The SEC became increasingly concerned about the extent and clarity of proxy disclosures. Shareholders, forced to rely on corporate boards to manage the affairs of corporations, were often provided incomplete and inadequate information about the internal business of companies. The SEC began to address those concerns by passing rules that increased the nature and extent of required proxy disclosures to shareholders.
The power and responsibility accorded proxy regulations would arise again in 1970 in Medical Committee for Human Rights v SEC, (12) when a shareholder of Dow Chemical sought inclusion in the company's proxy of a request to corporate directors for the company to stop selling napalm to any buyer unless there was a reasonable assurance that the product would not be used against any human being.

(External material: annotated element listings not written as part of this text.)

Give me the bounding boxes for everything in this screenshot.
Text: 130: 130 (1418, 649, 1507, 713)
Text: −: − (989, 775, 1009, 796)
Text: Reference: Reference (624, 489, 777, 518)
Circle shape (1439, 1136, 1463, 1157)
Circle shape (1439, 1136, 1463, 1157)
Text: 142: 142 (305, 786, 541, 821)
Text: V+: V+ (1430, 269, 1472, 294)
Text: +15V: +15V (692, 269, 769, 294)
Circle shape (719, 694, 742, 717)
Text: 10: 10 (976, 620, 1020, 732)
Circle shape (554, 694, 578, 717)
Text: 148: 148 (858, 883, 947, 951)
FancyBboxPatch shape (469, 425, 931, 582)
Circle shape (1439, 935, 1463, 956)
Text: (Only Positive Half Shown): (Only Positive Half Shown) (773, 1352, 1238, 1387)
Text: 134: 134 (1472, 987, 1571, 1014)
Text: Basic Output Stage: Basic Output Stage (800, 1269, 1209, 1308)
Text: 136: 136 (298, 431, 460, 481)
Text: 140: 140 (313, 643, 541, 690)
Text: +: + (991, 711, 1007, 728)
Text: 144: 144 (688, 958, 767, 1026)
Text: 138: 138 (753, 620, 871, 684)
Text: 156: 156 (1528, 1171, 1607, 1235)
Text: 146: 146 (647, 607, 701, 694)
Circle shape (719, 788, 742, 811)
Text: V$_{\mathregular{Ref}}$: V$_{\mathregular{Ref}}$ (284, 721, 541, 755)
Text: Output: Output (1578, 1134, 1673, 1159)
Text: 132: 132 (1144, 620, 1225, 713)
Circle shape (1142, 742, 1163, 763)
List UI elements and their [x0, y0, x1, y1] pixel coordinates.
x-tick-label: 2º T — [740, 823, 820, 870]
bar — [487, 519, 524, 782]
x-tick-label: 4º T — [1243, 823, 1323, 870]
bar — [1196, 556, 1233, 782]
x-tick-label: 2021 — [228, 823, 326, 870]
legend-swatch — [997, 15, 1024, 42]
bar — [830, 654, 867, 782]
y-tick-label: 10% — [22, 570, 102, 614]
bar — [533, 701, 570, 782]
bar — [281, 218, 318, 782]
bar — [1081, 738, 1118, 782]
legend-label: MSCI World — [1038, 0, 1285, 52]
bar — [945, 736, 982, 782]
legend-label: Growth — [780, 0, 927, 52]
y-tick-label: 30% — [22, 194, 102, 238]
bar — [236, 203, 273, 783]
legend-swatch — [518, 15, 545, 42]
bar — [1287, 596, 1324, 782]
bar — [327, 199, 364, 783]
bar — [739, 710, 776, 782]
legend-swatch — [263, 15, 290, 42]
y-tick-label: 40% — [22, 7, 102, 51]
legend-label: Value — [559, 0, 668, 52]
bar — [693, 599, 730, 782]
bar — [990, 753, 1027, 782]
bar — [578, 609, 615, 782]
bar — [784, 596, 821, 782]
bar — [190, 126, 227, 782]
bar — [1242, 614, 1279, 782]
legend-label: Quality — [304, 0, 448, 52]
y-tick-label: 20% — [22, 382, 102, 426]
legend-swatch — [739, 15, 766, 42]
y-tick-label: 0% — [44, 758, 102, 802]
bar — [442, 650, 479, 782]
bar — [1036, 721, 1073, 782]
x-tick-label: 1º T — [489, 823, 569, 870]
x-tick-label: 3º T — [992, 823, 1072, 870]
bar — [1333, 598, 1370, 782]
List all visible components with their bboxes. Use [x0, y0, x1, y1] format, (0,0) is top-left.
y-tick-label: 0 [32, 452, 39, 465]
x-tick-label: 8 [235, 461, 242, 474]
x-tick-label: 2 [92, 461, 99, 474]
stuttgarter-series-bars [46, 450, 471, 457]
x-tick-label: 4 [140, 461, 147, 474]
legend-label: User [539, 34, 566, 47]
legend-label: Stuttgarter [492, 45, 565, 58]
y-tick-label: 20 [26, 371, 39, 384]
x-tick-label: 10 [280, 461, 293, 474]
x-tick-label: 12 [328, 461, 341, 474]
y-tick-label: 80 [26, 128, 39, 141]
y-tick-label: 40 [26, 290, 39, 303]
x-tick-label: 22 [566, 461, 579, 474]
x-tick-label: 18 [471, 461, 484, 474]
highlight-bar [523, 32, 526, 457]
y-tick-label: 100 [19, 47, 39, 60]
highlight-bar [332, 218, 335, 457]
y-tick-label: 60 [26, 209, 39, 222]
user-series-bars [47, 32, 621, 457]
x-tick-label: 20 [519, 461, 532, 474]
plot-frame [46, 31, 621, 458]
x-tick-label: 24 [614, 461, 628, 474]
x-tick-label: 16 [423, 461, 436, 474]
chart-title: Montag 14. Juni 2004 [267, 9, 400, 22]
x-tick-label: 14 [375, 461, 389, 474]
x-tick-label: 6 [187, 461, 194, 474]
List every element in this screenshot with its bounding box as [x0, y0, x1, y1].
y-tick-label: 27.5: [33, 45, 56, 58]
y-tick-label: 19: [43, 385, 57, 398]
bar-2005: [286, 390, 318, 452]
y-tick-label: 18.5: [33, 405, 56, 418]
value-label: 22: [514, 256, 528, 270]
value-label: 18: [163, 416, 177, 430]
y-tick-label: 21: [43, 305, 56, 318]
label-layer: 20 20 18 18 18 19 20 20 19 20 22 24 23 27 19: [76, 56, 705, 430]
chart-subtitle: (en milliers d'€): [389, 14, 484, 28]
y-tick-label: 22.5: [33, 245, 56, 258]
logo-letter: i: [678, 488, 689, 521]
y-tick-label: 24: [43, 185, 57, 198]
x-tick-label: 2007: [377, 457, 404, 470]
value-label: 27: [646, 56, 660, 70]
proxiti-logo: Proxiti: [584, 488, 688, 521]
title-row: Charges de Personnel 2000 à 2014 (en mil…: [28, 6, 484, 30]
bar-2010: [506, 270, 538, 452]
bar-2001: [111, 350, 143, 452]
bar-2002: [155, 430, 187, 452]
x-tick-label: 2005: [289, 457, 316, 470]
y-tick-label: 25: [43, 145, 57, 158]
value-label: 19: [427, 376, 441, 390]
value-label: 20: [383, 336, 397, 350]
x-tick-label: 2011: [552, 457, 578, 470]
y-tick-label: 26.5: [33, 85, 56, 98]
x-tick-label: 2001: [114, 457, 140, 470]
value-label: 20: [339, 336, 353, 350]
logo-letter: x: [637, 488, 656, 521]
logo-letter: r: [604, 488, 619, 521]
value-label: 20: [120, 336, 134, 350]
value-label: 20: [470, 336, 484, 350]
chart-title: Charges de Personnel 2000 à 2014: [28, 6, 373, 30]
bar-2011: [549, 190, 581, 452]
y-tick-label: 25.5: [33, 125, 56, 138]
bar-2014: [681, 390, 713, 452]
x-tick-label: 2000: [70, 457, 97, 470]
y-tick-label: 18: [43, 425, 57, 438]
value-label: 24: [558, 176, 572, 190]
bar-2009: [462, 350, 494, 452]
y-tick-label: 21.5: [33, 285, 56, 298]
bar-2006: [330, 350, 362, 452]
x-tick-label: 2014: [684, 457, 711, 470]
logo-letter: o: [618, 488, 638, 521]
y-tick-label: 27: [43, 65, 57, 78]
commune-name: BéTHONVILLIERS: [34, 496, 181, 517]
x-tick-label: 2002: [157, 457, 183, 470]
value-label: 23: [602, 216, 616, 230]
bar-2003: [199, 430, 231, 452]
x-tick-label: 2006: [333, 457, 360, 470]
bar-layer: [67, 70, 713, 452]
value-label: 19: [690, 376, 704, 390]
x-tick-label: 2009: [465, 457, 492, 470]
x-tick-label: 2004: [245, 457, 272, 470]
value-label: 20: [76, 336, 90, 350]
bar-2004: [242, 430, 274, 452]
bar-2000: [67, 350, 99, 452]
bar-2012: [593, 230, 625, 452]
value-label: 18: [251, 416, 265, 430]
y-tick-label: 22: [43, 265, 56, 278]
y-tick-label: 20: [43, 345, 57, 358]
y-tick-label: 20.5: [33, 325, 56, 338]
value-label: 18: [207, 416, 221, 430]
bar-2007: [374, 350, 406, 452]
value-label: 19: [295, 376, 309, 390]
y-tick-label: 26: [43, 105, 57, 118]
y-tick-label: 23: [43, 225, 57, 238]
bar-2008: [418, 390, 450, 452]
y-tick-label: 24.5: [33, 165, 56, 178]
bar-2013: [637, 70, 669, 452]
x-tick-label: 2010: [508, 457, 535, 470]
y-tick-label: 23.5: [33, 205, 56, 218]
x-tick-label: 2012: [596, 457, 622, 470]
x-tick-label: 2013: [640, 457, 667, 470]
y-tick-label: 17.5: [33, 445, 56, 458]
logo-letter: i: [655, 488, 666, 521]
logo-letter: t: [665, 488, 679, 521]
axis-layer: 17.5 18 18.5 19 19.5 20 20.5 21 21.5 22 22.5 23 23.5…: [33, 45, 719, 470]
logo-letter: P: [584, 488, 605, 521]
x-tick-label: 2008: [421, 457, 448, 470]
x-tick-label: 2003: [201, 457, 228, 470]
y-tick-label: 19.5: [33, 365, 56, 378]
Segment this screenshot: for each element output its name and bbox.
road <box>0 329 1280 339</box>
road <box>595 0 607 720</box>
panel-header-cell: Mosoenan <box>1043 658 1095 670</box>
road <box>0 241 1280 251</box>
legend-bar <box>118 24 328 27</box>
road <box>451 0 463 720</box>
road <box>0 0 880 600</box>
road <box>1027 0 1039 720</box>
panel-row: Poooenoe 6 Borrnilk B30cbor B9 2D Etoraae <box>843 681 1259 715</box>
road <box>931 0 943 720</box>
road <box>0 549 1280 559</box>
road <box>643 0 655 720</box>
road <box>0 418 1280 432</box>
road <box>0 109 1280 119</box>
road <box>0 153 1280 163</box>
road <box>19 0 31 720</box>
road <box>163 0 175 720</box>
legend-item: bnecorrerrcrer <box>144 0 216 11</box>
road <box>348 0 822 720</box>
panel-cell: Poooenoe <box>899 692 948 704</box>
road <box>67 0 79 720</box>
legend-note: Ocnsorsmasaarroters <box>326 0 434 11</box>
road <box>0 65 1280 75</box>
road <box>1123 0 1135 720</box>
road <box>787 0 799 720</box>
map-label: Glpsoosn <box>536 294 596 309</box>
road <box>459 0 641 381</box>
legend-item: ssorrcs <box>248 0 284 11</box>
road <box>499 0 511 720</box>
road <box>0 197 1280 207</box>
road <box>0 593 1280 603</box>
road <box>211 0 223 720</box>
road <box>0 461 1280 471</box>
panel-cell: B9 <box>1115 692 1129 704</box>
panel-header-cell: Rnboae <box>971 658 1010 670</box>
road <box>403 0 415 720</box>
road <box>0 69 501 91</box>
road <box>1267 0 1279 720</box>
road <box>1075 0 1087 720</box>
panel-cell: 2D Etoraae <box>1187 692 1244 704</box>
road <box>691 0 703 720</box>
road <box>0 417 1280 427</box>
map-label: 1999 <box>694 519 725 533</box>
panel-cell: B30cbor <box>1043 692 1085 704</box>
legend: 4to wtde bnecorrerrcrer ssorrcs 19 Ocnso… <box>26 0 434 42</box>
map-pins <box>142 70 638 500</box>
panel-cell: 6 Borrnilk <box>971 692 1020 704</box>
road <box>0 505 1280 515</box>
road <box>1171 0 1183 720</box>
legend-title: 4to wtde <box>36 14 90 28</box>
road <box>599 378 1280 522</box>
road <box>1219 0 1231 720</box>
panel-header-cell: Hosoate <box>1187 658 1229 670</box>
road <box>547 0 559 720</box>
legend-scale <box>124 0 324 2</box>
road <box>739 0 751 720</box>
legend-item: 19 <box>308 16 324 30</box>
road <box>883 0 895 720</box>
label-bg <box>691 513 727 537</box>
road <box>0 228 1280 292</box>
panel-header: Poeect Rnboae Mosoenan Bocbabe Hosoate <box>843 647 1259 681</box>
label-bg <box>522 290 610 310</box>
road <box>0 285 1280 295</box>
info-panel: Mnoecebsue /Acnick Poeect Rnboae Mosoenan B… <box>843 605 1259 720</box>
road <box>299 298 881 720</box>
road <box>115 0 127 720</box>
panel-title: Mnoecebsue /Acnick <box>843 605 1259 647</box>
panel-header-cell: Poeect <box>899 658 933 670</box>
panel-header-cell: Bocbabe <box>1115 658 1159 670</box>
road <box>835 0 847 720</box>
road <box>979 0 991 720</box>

Dow refused to include the statement and the SEC declined to take action to force the inclusion.
Medical Committee appealed that ruling to the D.C. Court of Appeals. The court's ruling strongly suggested that permitting the company to exclude the proposal would contravene the purposes of the proxy provision of the Act, and sent the case back for further hearings. The effect of this ruling, in spite of the position proposed by the SEC, was to more firmly establish the procedural and substantive rights of shareholders wanting a greater voice in corporate governance issues.
(12) Medical Committee for Human Rights v. SEC, 432 F.2d 659 (1970).